Intraday price charts are used by many traders to monitor activity over a specified period of time. This can be done in intervals of 5, 15 or even 60 minutes. The system will track the movement over this time and present each interval as a bar, such as candlestick or open-high-low-close (OHLC).
For this type of tracking method, time is the only factor under consideration and will produce the same number of bars each day as long as the intervals are the same.Another type of chart used is a data chart, whereby intervals are set according to data rather than time. This allows traders to monitor price activity over a certain data range rather than a specified amount of time. There are three types of charts that investors generally use to measure market volatility:
When used correctly, these three charts can all form part of effective trading strategies.
By using tick charts, traders can monitor market activity and gain data to analyse price movements. The chart reflects a number of transactions per bar, which allows traders to track the busier and slower times. The chart can be set to print a bar after various transactions. Therefore, when the market is very active, more bars will print, and when the market is quiet, fewer bars will print. By observing how often bars are printed and how many in a set time, traders can carefully track market activity and make more informed judgements. Through this, market volatility can be seen at any given time. Numbers from the Fibonacci sequence will be used for the intervals, such as 144, 233 and 610 ticks per bar.
Volume charts represent the amount, or volume, of shares that have been traded.

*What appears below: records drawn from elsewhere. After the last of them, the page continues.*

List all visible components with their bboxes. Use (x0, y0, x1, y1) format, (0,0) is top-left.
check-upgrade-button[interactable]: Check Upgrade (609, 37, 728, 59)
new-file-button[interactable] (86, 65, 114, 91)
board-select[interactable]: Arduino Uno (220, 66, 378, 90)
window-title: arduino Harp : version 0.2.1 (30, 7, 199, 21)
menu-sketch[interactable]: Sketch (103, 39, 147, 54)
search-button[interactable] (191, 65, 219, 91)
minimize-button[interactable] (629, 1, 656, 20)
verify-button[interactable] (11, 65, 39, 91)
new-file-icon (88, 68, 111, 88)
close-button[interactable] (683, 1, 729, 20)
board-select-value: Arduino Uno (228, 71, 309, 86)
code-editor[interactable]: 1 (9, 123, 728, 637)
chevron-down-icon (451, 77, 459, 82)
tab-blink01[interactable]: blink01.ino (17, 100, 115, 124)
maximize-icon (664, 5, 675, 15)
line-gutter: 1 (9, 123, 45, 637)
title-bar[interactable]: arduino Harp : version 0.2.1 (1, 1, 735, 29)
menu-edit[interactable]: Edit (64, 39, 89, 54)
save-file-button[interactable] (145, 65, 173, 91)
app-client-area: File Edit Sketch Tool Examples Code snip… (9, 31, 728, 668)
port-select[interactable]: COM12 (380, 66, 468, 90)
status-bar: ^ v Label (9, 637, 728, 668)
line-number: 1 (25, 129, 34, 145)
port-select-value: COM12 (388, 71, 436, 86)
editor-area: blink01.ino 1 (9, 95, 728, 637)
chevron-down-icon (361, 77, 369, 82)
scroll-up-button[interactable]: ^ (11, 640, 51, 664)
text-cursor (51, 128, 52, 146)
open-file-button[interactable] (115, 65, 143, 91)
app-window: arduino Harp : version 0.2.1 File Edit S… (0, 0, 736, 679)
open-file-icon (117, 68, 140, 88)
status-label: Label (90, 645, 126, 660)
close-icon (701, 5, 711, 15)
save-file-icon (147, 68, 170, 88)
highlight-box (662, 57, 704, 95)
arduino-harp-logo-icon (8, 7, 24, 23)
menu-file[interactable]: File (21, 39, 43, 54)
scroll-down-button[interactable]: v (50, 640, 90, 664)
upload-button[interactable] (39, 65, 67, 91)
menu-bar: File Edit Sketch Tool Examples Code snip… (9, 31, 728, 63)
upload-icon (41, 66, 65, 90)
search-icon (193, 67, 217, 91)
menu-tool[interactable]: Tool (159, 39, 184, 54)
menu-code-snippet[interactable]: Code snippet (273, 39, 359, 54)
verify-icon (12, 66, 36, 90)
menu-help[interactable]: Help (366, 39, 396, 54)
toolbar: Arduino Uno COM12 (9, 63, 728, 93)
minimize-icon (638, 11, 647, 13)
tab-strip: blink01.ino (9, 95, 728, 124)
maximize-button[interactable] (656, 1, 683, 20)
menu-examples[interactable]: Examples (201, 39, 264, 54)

It is similar to tick charts in the sense that the activity of the market can be monitored based on the number of bars that are printed and how regularly they are printed. The volume of shares is set, and once that volume is reached, regardless of the size of the transactions, the bar will print. Each market will represent the volume of its relevant trading symbol. For example, shares will be monitored when trading in stocks, contract when trading in commodities and lot sizes when monitoring forex trading. The set volume will vary depending on the type of symbol that has been set, such as one for larger intervals for securities that trade at a higher volume. This allows traders to track the relevant information for their trades.
Traders can monitor market volatility by using a range bar charts, which track price changes. The intervals can be set for a determined amount of price changes, for example ten, and a bar will print after ten changes have occurred. An added benefit of range bar charts is that, during periods of consolidation, fewer bars will be printed. This allows traders to monitor entries more precisely than with a time-based chart.

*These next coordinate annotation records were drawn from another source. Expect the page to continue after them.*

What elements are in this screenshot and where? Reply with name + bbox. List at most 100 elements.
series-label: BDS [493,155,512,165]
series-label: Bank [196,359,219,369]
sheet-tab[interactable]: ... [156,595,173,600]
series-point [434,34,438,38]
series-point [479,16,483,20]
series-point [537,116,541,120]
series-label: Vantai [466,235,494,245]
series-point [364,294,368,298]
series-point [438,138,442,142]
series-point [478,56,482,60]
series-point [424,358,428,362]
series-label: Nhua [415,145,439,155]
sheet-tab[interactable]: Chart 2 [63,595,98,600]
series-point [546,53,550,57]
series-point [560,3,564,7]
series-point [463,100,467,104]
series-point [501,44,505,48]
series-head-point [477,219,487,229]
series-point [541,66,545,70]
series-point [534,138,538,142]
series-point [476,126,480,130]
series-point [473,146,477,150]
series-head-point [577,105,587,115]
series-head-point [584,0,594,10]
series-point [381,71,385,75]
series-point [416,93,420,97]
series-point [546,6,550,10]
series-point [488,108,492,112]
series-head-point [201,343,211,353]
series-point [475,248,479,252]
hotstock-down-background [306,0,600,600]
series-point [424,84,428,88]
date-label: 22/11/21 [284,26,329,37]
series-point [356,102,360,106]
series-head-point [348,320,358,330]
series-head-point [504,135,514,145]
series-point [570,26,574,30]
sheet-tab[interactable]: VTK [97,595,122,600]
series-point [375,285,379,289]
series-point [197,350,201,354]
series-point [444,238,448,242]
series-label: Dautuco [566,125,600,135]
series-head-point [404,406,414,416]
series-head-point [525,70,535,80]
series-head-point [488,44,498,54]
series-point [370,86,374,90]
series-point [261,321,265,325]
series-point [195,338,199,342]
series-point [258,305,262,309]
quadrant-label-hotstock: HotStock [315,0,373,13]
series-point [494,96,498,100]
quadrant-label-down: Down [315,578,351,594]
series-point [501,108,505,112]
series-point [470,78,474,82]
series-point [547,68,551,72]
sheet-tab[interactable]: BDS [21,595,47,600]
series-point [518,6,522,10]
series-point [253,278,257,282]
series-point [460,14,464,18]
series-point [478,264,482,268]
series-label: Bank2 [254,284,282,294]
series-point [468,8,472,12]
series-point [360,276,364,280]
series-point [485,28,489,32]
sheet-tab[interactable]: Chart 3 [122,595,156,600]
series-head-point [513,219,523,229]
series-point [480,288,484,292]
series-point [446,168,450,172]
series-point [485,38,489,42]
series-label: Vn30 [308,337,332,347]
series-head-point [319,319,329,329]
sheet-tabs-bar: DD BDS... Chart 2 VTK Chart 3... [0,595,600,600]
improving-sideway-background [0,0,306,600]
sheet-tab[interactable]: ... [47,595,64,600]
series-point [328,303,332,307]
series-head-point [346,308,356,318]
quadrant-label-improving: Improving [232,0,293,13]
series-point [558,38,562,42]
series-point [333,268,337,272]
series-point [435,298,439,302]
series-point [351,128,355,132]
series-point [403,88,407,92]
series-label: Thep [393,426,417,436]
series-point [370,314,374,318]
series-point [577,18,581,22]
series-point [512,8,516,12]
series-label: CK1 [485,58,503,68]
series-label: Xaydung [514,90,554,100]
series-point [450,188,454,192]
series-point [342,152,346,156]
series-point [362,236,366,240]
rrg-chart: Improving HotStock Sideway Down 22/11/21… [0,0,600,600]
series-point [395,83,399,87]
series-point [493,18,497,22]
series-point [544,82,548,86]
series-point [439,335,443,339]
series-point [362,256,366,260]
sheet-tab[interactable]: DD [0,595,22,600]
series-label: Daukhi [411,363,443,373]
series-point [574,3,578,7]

Data charts are advantageous because traders can monitor a broader range of factors in the markets other than just time. While time can reflect many important changes, adding factors like price changes, volume of transactions and number of transactions to a trader’s methodology provides a greater knowledge, thus giving a competitive edge. Each trader will set up charts to suit their trading method and chosen market, and then analyse the charts as they are produced to better understand market volatility and plan strategic trades.